SoftBank Group Corp. said Monday the Vision Fund lost $17.7 billion in the most recent fiscal year, triggering the worst loss ever in the Japanese company’s history.
Masayoshi Son’s conglomerate recorded a record loss highlighting the deepening crisis at its portfolio companies from the global downturn.
The disastrous 1.9 trillion yen ($18 billion) operating shortfall at the Saudi-backed Vision Fund, including losses of almost $10 billion at office-sharing firm WeWork and ride- hailing app Uber Technologies Inc alone, left SoftBank with its worst annual loss of 1.4 trillion yen.
Fair values of Uber, WeWork and its three affiliates decreased, and total fair value of other portfolio companies decreased significantly in the fourth quarter, primarily due to the impact of the outbreak of the novel coronavirus.
SoftBank had to write down the valuations of companies like WeWork and Uber Technologies Inc. because of business missteps and the coronavirus fallout. Its return on the fund is negative 6%, compared with 62% just a year ago, Son said.
Son said SoftBank would raise 1.25 trillion yen against its stake in China’s Alibaba Group.
On March 23, 2020, the company’s Board of Directors also decided on a program to sellor monetize up to ¥4.5 trillion of assets held by the company. The funds obtained from the sale and monetization will be used to repurchase up to ¥2 trillion of the company’s common stock with the balance to be used for debt redemptions, bond buybacks,and increasing cash reserves. The transactions will be executed over four quarters. The company believes, the enhanced share repurchase and significant debt reductions, including bond buybacks, through this program will further strengthen its balance sheet and enhance its credit rating.

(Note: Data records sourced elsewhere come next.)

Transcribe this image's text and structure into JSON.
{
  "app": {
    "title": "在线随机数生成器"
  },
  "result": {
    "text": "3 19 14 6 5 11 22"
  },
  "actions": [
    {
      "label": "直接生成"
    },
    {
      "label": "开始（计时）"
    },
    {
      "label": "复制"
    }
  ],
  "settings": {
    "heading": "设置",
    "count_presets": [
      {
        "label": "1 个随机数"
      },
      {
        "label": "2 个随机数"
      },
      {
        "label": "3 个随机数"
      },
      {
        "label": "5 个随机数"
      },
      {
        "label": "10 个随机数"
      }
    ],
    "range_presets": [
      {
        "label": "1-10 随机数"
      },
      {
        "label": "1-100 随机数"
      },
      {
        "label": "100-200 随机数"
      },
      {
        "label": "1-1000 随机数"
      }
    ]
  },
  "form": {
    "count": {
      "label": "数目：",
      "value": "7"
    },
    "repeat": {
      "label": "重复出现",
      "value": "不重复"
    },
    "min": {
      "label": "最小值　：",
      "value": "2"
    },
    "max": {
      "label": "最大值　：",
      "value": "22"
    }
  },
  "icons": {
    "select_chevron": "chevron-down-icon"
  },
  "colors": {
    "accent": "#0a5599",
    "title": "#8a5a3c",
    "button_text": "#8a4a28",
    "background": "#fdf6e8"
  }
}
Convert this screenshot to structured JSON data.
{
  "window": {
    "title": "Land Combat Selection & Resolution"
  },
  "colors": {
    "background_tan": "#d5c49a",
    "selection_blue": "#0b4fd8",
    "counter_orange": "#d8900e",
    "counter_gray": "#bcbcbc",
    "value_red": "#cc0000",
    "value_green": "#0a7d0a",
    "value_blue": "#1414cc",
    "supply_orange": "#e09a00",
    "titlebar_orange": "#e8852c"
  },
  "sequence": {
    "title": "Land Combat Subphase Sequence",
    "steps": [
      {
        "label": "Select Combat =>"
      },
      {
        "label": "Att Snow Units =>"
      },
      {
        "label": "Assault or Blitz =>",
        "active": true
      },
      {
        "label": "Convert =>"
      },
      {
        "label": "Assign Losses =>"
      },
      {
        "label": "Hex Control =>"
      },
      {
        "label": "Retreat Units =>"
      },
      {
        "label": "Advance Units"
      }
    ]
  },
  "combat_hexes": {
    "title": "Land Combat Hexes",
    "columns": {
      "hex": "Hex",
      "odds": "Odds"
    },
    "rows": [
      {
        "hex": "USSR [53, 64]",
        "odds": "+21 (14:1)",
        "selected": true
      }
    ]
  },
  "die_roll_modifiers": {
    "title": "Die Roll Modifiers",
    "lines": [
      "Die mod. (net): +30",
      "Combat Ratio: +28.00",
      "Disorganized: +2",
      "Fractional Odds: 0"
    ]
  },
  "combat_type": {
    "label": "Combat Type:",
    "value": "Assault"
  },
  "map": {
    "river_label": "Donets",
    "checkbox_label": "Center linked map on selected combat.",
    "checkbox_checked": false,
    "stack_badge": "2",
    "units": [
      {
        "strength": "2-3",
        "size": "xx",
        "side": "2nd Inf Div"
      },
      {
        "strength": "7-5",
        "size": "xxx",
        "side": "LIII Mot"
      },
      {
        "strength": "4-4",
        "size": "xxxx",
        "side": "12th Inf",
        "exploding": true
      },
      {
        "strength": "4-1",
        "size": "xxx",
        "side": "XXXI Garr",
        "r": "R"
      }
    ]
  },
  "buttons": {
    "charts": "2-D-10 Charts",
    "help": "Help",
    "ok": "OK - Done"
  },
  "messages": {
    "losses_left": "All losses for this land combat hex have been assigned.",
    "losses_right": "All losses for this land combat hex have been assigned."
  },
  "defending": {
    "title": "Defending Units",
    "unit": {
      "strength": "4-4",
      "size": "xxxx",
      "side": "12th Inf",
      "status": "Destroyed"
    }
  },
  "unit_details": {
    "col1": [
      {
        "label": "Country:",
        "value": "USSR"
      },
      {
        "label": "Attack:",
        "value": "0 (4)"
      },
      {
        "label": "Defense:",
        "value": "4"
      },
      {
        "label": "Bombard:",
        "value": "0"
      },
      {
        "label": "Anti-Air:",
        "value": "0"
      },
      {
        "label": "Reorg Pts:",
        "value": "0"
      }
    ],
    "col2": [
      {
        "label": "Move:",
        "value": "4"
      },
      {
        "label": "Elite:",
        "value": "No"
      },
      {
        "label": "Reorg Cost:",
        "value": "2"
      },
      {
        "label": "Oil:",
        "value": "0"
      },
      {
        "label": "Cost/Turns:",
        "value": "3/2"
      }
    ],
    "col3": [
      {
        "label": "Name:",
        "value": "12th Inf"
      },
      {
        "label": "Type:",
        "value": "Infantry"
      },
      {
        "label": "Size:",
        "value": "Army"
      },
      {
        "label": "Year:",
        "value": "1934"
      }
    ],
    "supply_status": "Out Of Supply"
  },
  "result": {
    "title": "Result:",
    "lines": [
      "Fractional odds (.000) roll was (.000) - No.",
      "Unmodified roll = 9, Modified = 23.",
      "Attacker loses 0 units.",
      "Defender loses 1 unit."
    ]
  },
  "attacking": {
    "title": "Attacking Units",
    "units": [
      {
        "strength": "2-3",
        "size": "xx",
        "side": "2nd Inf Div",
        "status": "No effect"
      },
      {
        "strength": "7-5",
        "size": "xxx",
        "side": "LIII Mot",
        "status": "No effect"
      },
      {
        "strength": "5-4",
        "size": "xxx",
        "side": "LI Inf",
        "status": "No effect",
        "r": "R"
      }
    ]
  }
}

The Vision Fund is an initiative that Son once proclaimed the future of SoftBank as it moved away from the telecom business. The crisis has pushed the Vision Fund’s portfolio underwater, with its $75 billion investment in 88 startups worth $69.6 billion at the end of March. The $100 billion fund had already delivered two consecutive quarters of losses before being upended by the outbreak. The Tokyo-based company said it would keep making startup investments with its own money, albeit more cautiously than in the past. About 15 of the fund’s startups will likely go bankrupt, Son said, while another 15 are likely to thrive.
With the recent global outbreak of COVID-19, many countries are implementing city area lockdowns, restricting social outings, and restricting border entry and exit. These restrictions have slowed down the flow of people and goods, and cast a shadow over the global economy. The timing for the end of the COVID-19 pandemicis not clear, and thus Sofbank says it remains difficult to forecast the medium-term impact on the company’s business and financial results.
For SoftBank Corp., the company expects no significant impact on telecommunication business at this point. For Z Holdings Corporation, the use of e-commerce is expected to increase, while the advertisement sales and use of hotel and restaurant reservation services are expected to decrease.
For Arm, the SoftBank expects that if shipments of consumer electronic devices decrease it will likely lower technology royalty revenue, and if customers delay licensing decisions it will likely lower technology licensing revenue.